Once work begins with the selected supplier, design elements are modified to work well with the supplier processes and equipment. Approving part substitutions, modifying design packages, and a review of those packages add additional weeks and unnecessary cost. Through this process, the intent is to keep intact those critical design characteristics identified so much earlier during the prototype builds and testing.

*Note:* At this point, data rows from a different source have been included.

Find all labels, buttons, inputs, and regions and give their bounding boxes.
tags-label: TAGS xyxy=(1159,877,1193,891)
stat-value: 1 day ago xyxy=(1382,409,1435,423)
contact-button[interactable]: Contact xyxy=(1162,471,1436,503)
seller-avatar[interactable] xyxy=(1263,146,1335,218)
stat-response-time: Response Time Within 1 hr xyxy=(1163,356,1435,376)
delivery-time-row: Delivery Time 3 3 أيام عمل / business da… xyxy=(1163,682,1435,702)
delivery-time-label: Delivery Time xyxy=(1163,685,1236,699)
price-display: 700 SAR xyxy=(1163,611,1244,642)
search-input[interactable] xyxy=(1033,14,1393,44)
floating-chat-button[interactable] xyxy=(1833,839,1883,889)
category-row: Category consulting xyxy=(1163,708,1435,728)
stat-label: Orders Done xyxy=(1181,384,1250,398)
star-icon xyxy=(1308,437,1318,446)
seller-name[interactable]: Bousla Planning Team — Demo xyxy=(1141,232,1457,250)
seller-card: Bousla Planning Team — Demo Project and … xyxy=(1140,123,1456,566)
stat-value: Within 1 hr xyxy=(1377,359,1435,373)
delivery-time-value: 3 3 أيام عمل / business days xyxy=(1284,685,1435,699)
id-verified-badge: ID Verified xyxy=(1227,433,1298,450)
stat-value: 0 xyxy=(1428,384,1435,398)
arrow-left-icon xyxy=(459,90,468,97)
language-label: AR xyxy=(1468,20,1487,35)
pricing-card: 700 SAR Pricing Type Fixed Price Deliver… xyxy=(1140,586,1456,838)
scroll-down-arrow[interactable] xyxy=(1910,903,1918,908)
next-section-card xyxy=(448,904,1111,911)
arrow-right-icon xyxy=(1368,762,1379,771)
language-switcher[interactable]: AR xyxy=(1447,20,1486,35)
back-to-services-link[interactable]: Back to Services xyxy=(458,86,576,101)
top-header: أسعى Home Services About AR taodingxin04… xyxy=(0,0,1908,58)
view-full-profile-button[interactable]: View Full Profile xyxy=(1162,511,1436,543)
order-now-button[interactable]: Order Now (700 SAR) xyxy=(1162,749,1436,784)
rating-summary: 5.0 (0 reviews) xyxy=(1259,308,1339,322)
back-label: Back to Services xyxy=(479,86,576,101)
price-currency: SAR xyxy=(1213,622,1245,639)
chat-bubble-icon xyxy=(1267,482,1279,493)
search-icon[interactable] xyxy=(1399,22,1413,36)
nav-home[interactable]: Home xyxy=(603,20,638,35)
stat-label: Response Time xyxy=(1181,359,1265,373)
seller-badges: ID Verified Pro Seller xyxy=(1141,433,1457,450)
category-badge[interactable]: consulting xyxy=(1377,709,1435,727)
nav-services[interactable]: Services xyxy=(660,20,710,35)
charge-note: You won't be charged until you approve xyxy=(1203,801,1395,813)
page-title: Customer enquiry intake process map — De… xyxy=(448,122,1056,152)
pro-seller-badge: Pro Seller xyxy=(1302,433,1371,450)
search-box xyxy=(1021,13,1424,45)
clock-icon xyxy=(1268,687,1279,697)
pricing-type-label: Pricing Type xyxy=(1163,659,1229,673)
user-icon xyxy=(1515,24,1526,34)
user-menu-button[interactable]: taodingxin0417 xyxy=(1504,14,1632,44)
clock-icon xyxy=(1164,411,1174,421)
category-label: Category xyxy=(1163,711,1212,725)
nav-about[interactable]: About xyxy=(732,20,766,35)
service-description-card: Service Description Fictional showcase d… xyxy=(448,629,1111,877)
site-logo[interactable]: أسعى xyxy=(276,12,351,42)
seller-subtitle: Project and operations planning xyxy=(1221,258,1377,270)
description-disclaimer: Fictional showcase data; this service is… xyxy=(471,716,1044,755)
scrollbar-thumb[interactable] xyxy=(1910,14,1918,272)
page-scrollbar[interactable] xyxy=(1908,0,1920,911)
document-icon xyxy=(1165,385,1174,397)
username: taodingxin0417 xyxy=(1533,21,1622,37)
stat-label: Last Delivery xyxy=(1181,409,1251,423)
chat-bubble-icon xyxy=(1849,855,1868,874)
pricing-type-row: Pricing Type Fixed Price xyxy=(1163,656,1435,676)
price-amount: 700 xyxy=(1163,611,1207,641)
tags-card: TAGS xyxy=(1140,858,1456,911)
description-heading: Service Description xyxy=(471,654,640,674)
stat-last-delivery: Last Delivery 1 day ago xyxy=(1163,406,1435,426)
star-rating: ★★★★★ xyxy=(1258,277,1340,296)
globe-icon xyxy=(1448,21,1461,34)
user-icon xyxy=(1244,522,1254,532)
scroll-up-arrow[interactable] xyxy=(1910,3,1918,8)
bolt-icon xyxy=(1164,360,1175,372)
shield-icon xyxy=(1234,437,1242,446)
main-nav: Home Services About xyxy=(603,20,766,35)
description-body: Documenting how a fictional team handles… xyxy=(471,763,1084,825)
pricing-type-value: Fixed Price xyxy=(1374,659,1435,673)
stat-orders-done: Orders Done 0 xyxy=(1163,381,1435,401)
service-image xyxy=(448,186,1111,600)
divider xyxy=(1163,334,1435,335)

For many design engineering firms, success depends on contract design work. In order to receive contract work, it is imperative that engineers operate as efficiently and accurately as possible to provide a good value proposition. Even in large companies, where designs are completed internally, timelines and manpower are critical issues to manage. I would like to introduce you to a new electronics PCB design model that addresses these outlined issues and works with the majority of designs. This model assists in controlling cost against targets from the initial phase forward while working with the same manufacturing group. This manufacturing group is engaged from the initial design prototype(s) all the way through production. Imagine a scenario where you can upload your bill of materials along with your Gerber files (or native files) and receive immediate quotations for prototypes as well as allowing you to view the cost reductions and impact as you scale. Once the initial design is complete, you may upload your design files and have immediate prototype costs and production cost scenarios based on the volume scale. Consider that this same service allows you to retain learnings from prototype phase to production phase. This same tool implements revision control and allows you to scale your design as your production scales. Most of the laborious and time-consuming tasks so boorishly described at the beginning of this article can be streamlined or even eliminated. Does this sound appealing so far? To make it interesting let’s add a few more elements:

  • Outstanding service where you can speak with a knowledgeable person immediately and receive valuable feedback on manufacturing-related needs.
  • Designs manufactured in days, versus weeks.
  • Onshore (USA) manufacturing
  • A large pool of contract manufacturers all with guaranteed capabilities to manufacture your design.

The MacroFab Advantage

MacroFab has put together an electronics manufacturing process that compliments the design process. MacroFab’s innovative online tools link the entire design and manufacturing process from initial design prototypes through production runs. MacroFab does much more than just contract manufacturing. You can immediately see your costs and approve alternate parts. Does your design require rigorous levels of critical validation testing prior to the receipt? If so, MacroFab can build custom test fixtures to validate your critical characteristics. If you require other value-added services such as programming, manufacturability reviews or warehousing MacroFab can assist with that as well.

For designs where volumes exceed the “on demand” services, MacroFab creates custom quotations as well. MacroFab’s methods of pairing the manufacturing process with the engineering design process are revolutionizing the way electronic designs are quoted and moved from prototype to production scale. The savings are measured not only by the time (and money) realized by the contract designers but also in the satisfaction of knowing that you have exceeded your customer’s expectations.